Выбрать главу

Мне отвели свободную комнату, и, разложив свои записи, я начал работать. Часа через полтора все было готово, и я, держа в руках несколько страничек, написанных от руки, прочитал все это Максиму Ивановичу. Внимательно выслушав, он сказал:

— Передавайте скорее, завтра это прозвучит с силой разорвавшейся бомбы!

Тут же была вызвана Москва, тут же стенографистка записала продиктованный кусок, тут же подошел к телефону ликующий заместитель начальника военного отдела «Правды» Лазарь Бронтман и, еще не прочитав материалы, похвалил меня за оперативность.

Я вернулся в Полярный в прекрасном настроении, с сознанием выполненного долга и залег спать. Ночью меня поднял телефонный звонок.

— Вас срочно вызывает командующий флотом, — сообщал какой-то незнакомый голос.

Я быстро оделся, спустился с горки вниз и, войдя в штаб флота, встретил адъютанта командующего. Казалось, специально ожидая меня, он нетерпеливым голосом произнес: «Быстрее к комфлотом».

Я вошел в кабинет Арсения Григорьевича Головко. О я сидел, склонившись над столом, и что-то писал. Подняв седую голову и не здороваясь, он сердито сказал:

— Ну и задали вы нам работу. Кто вам разрешил писать о Мюллере? Из Москвы запрашивают, давал ли я разрешение на публикацию материала. Я не давал. Каким способом он попал в Москву?

Упавшим голосом я стал объяснять, как все было. Головко слушал меня не перебивая и после долгого молчания сказал:

— А там знаете какая каша заварилась? Вплоть до Генерального штаба... Ведь Мюллер не рядовой летчик. Знаменитость, его портреты не сходили со страниц «Фелькише беобахтер», по ряду соображений нам не следует торопиться с сообщением о том, что он в плену.

Встав и пройдя по кабинету, Арсений Григорьевич добавил:

— Москва требует от меня объяснений. А что я скажу, если вашего материала в глаза не видел?

— Сообщите, что я во всем виноват, — сказал я.

— Безусловно, виноваты, — сурово произнес Головко. — Но не только вы виноваты, и мы мало занимаемся корреспондентами, плохо контролируем их работу.

Расстались мы уже под утро. Арсений Григорьевич заверил меня, что в данном случае как-нибудь выйдет из положения, но сказал, что пусть для меня эта история послужит уроком.

И действительно, я получил предметный урок, убедившись на своем горьком опыте, что иногда поспешность журналиста может пойти во вред общему делу. Больше таких эпизодов в моей жизни не повторялось.

Остается сказать, что стало с материалами о боевых делах истребителей, переданными в редакцию заранее. Они появились в «Правде» — и о бое Алексея Пелипенко и Виктора Кукитного, и о выдающемся боевом мастерстве Петра Сгибнева. Не было ни слова лишь о самом знаменитом бое, трофеем которого стал Рудольф Мюллер.

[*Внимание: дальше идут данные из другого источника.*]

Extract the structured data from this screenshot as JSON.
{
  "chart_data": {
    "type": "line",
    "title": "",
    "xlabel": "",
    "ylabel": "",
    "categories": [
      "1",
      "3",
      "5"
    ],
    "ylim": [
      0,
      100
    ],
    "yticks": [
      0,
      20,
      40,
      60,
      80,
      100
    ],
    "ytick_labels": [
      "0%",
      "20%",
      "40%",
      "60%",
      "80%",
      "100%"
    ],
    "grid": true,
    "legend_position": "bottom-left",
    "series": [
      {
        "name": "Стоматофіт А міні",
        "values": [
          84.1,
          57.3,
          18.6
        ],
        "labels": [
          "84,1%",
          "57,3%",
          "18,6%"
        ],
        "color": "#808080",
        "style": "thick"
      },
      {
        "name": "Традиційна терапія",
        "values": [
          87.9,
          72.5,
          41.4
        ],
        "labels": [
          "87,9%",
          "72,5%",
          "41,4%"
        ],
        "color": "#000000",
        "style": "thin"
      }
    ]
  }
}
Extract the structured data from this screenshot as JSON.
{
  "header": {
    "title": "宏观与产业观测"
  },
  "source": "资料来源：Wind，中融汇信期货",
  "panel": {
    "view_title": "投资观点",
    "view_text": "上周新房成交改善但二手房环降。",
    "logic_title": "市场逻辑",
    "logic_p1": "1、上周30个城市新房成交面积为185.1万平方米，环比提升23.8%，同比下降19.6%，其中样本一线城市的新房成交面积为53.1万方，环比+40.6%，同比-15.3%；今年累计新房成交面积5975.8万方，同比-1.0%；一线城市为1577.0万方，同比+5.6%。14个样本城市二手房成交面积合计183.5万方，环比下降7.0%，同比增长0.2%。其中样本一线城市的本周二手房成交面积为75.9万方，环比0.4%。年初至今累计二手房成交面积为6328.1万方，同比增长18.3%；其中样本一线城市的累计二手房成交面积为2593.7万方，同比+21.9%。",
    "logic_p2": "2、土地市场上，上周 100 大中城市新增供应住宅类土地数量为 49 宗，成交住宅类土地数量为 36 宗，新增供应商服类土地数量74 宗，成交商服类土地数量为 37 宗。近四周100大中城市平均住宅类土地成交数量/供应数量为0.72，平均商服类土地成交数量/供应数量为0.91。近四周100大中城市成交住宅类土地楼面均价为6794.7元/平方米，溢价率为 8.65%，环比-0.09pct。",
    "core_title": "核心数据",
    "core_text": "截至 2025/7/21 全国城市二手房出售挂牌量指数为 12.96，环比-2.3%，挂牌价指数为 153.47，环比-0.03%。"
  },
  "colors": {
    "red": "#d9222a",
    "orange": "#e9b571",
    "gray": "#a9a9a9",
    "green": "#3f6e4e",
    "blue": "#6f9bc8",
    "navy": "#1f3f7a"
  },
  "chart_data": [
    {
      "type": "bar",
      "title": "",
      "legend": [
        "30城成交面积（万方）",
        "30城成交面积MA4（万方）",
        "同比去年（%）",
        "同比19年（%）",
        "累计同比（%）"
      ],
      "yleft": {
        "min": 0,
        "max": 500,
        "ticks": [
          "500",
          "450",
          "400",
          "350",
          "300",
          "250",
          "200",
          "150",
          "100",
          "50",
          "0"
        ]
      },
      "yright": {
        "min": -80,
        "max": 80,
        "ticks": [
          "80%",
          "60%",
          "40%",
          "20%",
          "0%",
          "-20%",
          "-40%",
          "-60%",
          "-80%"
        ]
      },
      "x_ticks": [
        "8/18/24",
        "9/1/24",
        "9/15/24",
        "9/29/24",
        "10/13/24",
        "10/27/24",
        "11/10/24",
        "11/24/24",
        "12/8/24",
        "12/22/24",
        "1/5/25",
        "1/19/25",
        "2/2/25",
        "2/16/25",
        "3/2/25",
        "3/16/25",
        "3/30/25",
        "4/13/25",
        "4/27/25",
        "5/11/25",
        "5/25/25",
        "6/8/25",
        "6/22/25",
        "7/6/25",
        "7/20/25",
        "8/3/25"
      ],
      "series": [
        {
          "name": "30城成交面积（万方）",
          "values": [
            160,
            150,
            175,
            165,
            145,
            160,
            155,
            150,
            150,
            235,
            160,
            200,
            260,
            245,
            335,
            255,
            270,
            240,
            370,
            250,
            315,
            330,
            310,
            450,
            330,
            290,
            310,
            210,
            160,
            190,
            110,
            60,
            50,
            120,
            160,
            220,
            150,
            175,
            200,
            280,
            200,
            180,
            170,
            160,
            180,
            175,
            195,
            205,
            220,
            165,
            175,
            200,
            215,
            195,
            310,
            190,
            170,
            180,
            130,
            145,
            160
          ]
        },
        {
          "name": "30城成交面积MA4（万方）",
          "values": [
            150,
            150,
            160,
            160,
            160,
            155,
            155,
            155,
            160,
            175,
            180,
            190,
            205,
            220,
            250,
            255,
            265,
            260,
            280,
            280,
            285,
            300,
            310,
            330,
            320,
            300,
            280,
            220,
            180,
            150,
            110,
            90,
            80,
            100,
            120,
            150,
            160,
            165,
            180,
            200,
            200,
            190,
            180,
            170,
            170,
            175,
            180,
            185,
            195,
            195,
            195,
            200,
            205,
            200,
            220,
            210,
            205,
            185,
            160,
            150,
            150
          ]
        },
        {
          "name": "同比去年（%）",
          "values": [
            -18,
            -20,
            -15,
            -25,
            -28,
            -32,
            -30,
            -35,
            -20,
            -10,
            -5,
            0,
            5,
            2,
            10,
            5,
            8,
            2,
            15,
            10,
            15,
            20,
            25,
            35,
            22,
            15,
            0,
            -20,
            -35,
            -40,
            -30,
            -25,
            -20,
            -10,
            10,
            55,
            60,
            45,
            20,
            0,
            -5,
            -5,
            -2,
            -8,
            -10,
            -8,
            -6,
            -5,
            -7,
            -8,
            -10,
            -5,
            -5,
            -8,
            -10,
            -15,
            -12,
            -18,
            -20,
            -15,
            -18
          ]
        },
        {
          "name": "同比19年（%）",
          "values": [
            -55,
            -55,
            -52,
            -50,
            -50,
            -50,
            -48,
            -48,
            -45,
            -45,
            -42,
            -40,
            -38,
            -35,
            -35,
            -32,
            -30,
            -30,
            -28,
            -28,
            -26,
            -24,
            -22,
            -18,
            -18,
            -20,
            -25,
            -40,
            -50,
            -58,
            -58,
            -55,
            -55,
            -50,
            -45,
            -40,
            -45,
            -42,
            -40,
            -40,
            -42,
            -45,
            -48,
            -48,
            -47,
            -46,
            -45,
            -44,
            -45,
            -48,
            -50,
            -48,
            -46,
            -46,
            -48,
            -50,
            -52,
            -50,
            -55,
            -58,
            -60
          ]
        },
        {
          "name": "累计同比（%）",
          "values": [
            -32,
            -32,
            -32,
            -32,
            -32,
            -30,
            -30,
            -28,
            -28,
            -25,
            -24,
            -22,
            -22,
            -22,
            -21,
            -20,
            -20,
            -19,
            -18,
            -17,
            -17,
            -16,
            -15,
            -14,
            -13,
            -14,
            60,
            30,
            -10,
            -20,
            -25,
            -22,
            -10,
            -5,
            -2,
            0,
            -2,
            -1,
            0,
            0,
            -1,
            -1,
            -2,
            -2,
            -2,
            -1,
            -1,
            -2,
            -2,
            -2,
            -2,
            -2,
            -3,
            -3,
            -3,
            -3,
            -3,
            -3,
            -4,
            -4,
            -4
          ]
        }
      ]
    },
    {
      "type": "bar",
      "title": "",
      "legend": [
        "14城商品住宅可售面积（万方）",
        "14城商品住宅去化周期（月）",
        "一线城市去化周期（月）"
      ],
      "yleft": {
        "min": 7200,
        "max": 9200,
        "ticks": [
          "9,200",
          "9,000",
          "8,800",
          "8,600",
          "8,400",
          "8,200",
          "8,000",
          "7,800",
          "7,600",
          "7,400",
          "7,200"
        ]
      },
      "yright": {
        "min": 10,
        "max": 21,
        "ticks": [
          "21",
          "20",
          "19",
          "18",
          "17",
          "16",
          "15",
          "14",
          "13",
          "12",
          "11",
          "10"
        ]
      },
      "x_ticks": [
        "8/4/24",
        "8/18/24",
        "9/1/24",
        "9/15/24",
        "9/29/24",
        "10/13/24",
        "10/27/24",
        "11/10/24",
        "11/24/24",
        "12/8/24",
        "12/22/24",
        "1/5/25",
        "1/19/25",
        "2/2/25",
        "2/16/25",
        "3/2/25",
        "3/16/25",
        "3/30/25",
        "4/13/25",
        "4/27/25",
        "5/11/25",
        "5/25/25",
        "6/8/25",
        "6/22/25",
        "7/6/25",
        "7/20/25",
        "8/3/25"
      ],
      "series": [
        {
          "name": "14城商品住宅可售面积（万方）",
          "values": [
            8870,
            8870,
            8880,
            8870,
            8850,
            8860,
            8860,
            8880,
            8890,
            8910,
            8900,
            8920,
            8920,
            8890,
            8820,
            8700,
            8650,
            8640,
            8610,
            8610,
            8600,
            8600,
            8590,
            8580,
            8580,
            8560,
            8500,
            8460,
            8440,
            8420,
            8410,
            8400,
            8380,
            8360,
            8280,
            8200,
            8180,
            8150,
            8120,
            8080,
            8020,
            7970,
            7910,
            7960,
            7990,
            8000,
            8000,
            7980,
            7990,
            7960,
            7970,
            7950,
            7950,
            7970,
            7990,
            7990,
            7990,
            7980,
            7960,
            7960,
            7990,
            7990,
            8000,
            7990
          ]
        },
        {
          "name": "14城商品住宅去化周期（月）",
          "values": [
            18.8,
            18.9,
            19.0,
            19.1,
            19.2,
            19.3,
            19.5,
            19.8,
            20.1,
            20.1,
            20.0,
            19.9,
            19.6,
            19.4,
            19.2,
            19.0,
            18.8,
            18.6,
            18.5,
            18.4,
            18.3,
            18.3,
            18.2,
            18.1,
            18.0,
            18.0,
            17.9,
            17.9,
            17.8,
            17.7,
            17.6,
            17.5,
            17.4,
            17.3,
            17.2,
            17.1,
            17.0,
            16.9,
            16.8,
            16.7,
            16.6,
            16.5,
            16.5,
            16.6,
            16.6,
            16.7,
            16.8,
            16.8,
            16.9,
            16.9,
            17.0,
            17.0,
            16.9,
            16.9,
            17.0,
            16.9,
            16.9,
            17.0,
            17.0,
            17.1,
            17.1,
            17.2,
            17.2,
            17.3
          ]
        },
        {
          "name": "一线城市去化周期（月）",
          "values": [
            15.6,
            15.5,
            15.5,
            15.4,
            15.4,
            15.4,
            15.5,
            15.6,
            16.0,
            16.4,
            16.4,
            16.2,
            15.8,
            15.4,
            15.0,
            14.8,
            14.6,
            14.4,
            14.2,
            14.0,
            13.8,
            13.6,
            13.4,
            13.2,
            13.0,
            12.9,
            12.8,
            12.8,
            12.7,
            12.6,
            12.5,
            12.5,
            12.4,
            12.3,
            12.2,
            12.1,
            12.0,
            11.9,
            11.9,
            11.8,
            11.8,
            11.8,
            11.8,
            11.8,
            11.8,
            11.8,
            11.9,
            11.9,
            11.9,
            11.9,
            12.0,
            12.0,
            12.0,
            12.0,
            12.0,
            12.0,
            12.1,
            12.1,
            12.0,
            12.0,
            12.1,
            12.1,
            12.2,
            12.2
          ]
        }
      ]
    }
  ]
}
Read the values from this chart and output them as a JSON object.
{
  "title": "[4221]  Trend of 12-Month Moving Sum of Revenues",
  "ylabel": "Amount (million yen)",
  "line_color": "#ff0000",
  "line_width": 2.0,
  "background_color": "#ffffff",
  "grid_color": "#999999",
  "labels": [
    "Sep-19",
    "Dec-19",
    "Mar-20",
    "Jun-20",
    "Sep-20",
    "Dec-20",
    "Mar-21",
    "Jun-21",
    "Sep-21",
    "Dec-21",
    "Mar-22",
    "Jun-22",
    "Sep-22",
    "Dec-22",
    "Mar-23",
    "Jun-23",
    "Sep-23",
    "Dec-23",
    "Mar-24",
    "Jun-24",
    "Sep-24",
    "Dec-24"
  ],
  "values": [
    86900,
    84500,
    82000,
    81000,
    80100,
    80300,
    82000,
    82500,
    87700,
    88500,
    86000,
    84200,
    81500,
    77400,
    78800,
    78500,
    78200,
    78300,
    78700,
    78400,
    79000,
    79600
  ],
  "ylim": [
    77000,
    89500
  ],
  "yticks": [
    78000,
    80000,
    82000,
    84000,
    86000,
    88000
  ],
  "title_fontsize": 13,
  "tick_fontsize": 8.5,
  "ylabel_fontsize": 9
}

Хотя первый блин вышел у меня комом, зато последующая моя работа в авиации приносила желанные плоды. В эту пору в сводках Совинформбюро все чаще упоминались действия на морских коммуникациях противника не только подводников, но и летчиков. По утрам самолеты-разведчики отправлялись на поиск кораблей противника, а обнаружив их, радировали командованию. И тут же вылетали для ударов бомбардировщики, и больше всего торпедоносцы из эскадрильи капитана Г. Д. Поповича и, как правило, во главе с ним...

На войне любая маленькая победа добывается с риском для жизни. Но мне кажется, ничто не идет в сравнение с опасностью, какой подвергались наши торпедоносцы; эти мгновения, когда они, выйдя в атаку, неслись низко над морем, навстречу тысячам смертей, равняются целой жизни...

Попович, Громов, Балашов, Киселев... Они были своего рода первооткрывателями у нас на Севере молодого рода оружия — торпедоносной авиации. При этом они не довольствовались тем, что есть, а находились в непрерывном поиске новых форм и методов борьбы с противником на море.

...Я пришел к ним в обычный будничный день, когда боевых вылетов не было. Но было другое.

Возле умывальника за утренним туалетом я застал высокого, добродушного, немного мешковатого капитана Поповича, он был явно сконфужен тем, что уже далеко за полдень, а он только что проснулся.

— Не удивляйтесь, — сказал Григорий Данилович. — Сегодня мы в восьмом часу закончили тренировочный полет. Готовимся к ответственному заданию. Полет будет далекий и трудный...

За короткое время знакомства с Поповичем я впервые видел его таким веселым, с мальчишеским задором, что было не свойственно ни его возрасту, ни характеру. Когда я об этом откровенно сказал, у него в глазах блеснули веселые искорки.